In our series, obese patients showed a higher incidence of surgical complications than normal weight patients, in agreement with previous reports. In a single-center investigation [1] including 4293 patients undergoing general surgery, obesity alone was a risk factor for wound infection, more surgical blood loss and a longer operation time, though these complications did not affect long term survival. In a large series of 7543 patients, mild obesity was not a risk factor for 30-day outcome after vascular surgery [11]. Impaired immunity and increased glucose levels frequently encountered in obese patients may represent contributing factors for the higher incidence of complications [12,13].

In our series, SOFA score, assessed both before surgery and on ICU admission, was an independent risk factor for ICU death in our series. To date, SOFA has not been extensively investigated in surgical patients. In a pilot study [14], including 33 surgical patients, the combination of SOFA score and biomarkers (NGAL, cal-protectin, KIM-1, cystatin C, and GDF-15) proved to have a great prognostic value in post surgical patients.

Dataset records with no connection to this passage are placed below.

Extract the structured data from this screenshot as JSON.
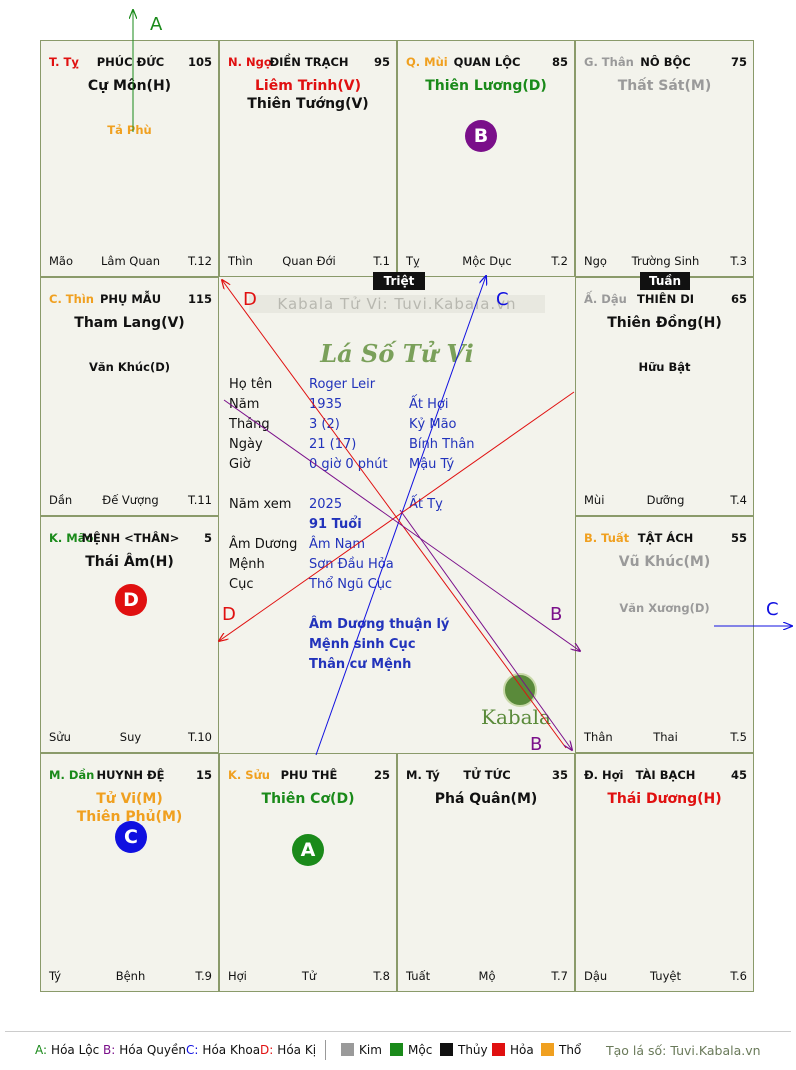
{
  "palaces": [
    {
      "id": "ty_top",
      "branch": "T. Tỵ",
      "branch_color": "#e01010",
      "name": "PHÚC ĐỨC",
      "score": "105",
      "stars": [
        {
          "text": "Cự Môn(H)",
          "color": "#111111"
        }
      ],
      "minor": [
        {
          "text": "Tả Phù",
          "color": "#f0a020"
        }
      ],
      "foot": {
        "left": "Mão",
        "center": "Lâm Quan",
        "right": "T.12"
      }
    },
    {
      "id": "ngo",
      "branch": "N. Ngọ",
      "branch_color": "#e01010",
      "name": "ĐIỀN TRẠCH",
      "score": "95",
      "stars": [
        {
          "text": "Liêm Trinh(V)",
          "color": "#e01010"
        },
        {
          "text": "Thiên Tướng(V)",
          "color": "#111111"
        }
      ],
      "minor": [],
      "foot": {
        "left": "Thìn",
        "center": "Quan Đới",
        "right": "T.1"
      }
    },
    {
      "id": "mui",
      "branch": "Q. Mùi",
      "branch_color": "#f0a020",
      "name": "QUAN LỘC",
      "score": "85",
      "stars": [
        {
          "text": "Thiên Lương(D)",
          "color": "#1a8a1a"
        }
      ],
      "minor": [],
      "foot": {
        "left": "Tỵ",
        "center": "Mộc Dục",
        "right": "T.2"
      }
    },
    {
      "id": "than",
      "branch": "G. Thân",
      "branch_color": "#9a9a9a",
      "name": "NÔ BỘC",
      "score": "75",
      "stars": [
        {
          "text": "Thất Sát(M)",
          "color": "#9a9a9a"
        }
      ],
      "minor": [],
      "foot": {
        "left": "Ngọ",
        "center": "Trường Sinh",
        "right": "T.3"
      }
    },
    {
      "id": "thin",
      "branch": "C. Thìn",
      "branch_color": "#f0a020",
      "name": "PHỤ MẪU",
      "score": "115",
      "stars": [
        {
          "text": "Tham Lang(V)",
          "color": "#111111"
        }
      ],
      "minor": [
        {
          "text": "Văn Khúc(D)",
          "color": "#111111"
        }
      ],
      "foot": {
        "left": "Dần",
        "center": "Đế Vượng",
        "right": "T.11"
      }
    },
    {
      "id": "dau",
      "branch": "Ấ. Dậu",
      "branch_color": "#9a9a9a",
      "name": "THIÊN DI",
      "score": "65",
      "stars": [
        {
          "text": "Thiên Đồng(H)",
          "color": "#111111"
        }
      ],
      "minor": [
        {
          "text": "Hữu Bật",
          "color": "#111111"
        }
      ],
      "foot": {
        "left": "Mùi",
        "center": "Dưỡng",
        "right": "T.4"
      }
    },
    {
      "id": "mao",
      "branch": "K. Mão",
      "branch_color": "#1a8a1a",
      "name": "MỆNH <THÂN>",
      "score": "5",
      "stars": [
        {
          "text": "Thái Âm(H)",
          "color": "#111111"
        }
      ],
      "minor": [],
      "foot": {
        "left": "Sửu",
        "center": "Suy",
        "right": "T.10"
      }
    },
    {
      "id": "tuat",
      "branch": "B. Tuất",
      "branch_color": "#f0a020",
      "name": "TẬT ÁCH",
      "score": "55",
      "stars": [
        {
          "text": "Vũ Khúc(M)",
          "color": "#9a9a9a"
        }
      ],
      "minor": [
        {
          "text": "Văn Xương(D)",
          "color": "#9a9a9a"
        }
      ],
      "foot": {
        "left": "Thân",
        "center": "Thai",
        "right": "T.5"
      }
    },
    {
      "id": "dan",
      "branch": "M. Dần",
      "branch_color": "#1a8a1a",
      "name": "HUYNH ĐỆ",
      "score": "15",
      "stars": [
        {
          "text": "Tử Vi(M)",
          "color": "#f0a020"
        },
        {
          "text": "Thiên Phủ(M)",
          "color": "#f0a020"
        }
      ],
      "minor": [],
      "foot": {
        "left": "Tý",
        "center": "Bệnh",
        "right": "T.9"
      }
    },
    {
      "id": "suu",
      "branch": "K. Sửu",
      "branch_color": "#f0a020",
      "name": "PHU THÊ",
      "score": "25",
      "stars": [
        {
          "text": "Thiên Cơ(D)",
          "color": "#1a8a1a"
        }
      ],
      "minor": [],
      "foot": {
        "left": "Hợi",
        "center": "Tử",
        "right": "T.8"
      }
    },
    {
      "id": "ty_bot",
      "branch": "M. Tý",
      "branch_color": "#111111",
      "name": "TỬ TỨC",
      "score": "35",
      "stars": [
        {
          "text": "Phá Quân(M)",
          "color": "#111111"
        }
      ],
      "minor": [],
      "foot": {
        "left": "Tuất",
        "center": "Mộ",
        "right": "T.7"
      }
    },
    {
      "id": "hoi",
      "branch": "Đ. Hợi",
      "branch_color": "#111111",
      "name": "TÀI BẠCH",
      "score": "45",
      "stars": [
        {
          "text": "Thái Dương(H)",
          "color": "#e01010"
        }
      ],
      "minor": [],
      "foot": {
        "left": "Dậu",
        "center": "Tuyệt",
        "right": "T.6"
      }
    }
  ],
  "badges": [
    {
      "letter": "B",
      "color": "#7a0f8a",
      "palace": "mui"
    },
    {
      "letter": "D",
      "color": "#e01010",
      "palace": "mao"
    },
    {
      "letter": "C",
      "color": "#1010e0",
      "palace": "dan"
    },
    {
      "letter": "A",
      "color": "#1a8a1a",
      "palace": "suu"
    }
  ],
  "tags": {
    "triet": "Triệt",
    "tuan": "Tuần"
  },
  "center": {
    "watermark": "Kabala Tử Vi: Tuvi.Kabala.vn",
    "title": "Lá Số Tử Vi",
    "rows": [
      {
        "k": "Họ tên",
        "v1": "Roger Leir",
        "v2": ""
      },
      {
        "k": "Năm",
        "v1": "1935",
        "v2": "Ất Hợi"
      },
      {
        "k": "Tháng",
        "v1": "3  (2)",
        "v2": "Kỷ Mão"
      },
      {
        "k": "Ngày",
        "v1": "21  (17)",
        "v2": "Bính Thân"
      },
      {
        "k": "Giờ",
        "v1": "0 giờ 0 phút",
        "v2": "Mậu Tý"
      },
      {
        "k": "Năm xem",
        "v1": "2025",
        "v2": "Ất Tỵ"
      },
      {
        "k": "",
        "v1": "91 Tuổi",
        "v2": ""
      },
      {
        "k": "Âm Dương",
        "v1": "Âm Nam",
        "v2": ""
      },
      {
        "k": "Mệnh",
        "v1": "Sơn Đầu Hỏa",
        "v2": ""
      },
      {
        "k": "Cục",
        "v1": "Thổ Ngũ Cục",
        "v2": ""
      }
    ],
    "notes": [
      "Âm Dương thuận lý",
      "Mệnh sinh Cục",
      "Thân cư Mệnh"
    ],
    "logo_text": "Kabala"
  },
  "arrow_labels": {
    "A": "A",
    "B": "B",
    "C": "C",
    "D": "D"
  },
  "legend": {
    "transforms": [
      {
        "key": "A:",
        "label": "Hóa Lộc",
        "color": "#1a8a1a"
      },
      {
        "key": "B:",
        "label": "Hóa Quyền",
        "color": "#7a0f8a"
      },
      {
        "key": "C:",
        "label": "Hóa Khoa",
        "color": "#1010e0"
      },
      {
        "key": "D:",
        "label": "Hóa Kị",
        "color": "#e01010"
      }
    ],
    "elements": [
      {
        "label": "Kim",
        "color": "#9a9a9a"
      },
      {
        "label": "Mộc",
        "color": "#1a8a1a"
      },
      {
        "label": "Thủy",
        "color": "#111111"
      },
      {
        "label": "Hỏa",
        "color": "#e01010"
      },
      {
        "label": "Thổ",
        "color": "#f0a020"
      }
    ],
    "credit": "Tạo lá số: Tuvi.Kabala.vn"
  }
}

The addiction of lactate values improved the accurancy of quick SOFA in predicting mortality in a retrospective analysis of 457 surgical patients with complicated intra-abdominal infections [15].

Study limitations

It is a single-centre study, thus comprising quite a small sample size. However, all patients are consecutive and submitted to a emergency abdominal surgery in a high volume center and afterwards managed by the same medical team during ICU stay. However, our results should be confirmed in a prospective multicenter investigation.

Our findings indicate that obesity is a common comorbidity in emergency surgery but obese patients did not show higher in-ICU mortality rate than normal weight patients, probably due to lower comorbidities. However, the incidence of surgical complication was higher in obese patient, as well as duration of mechanical ventilation.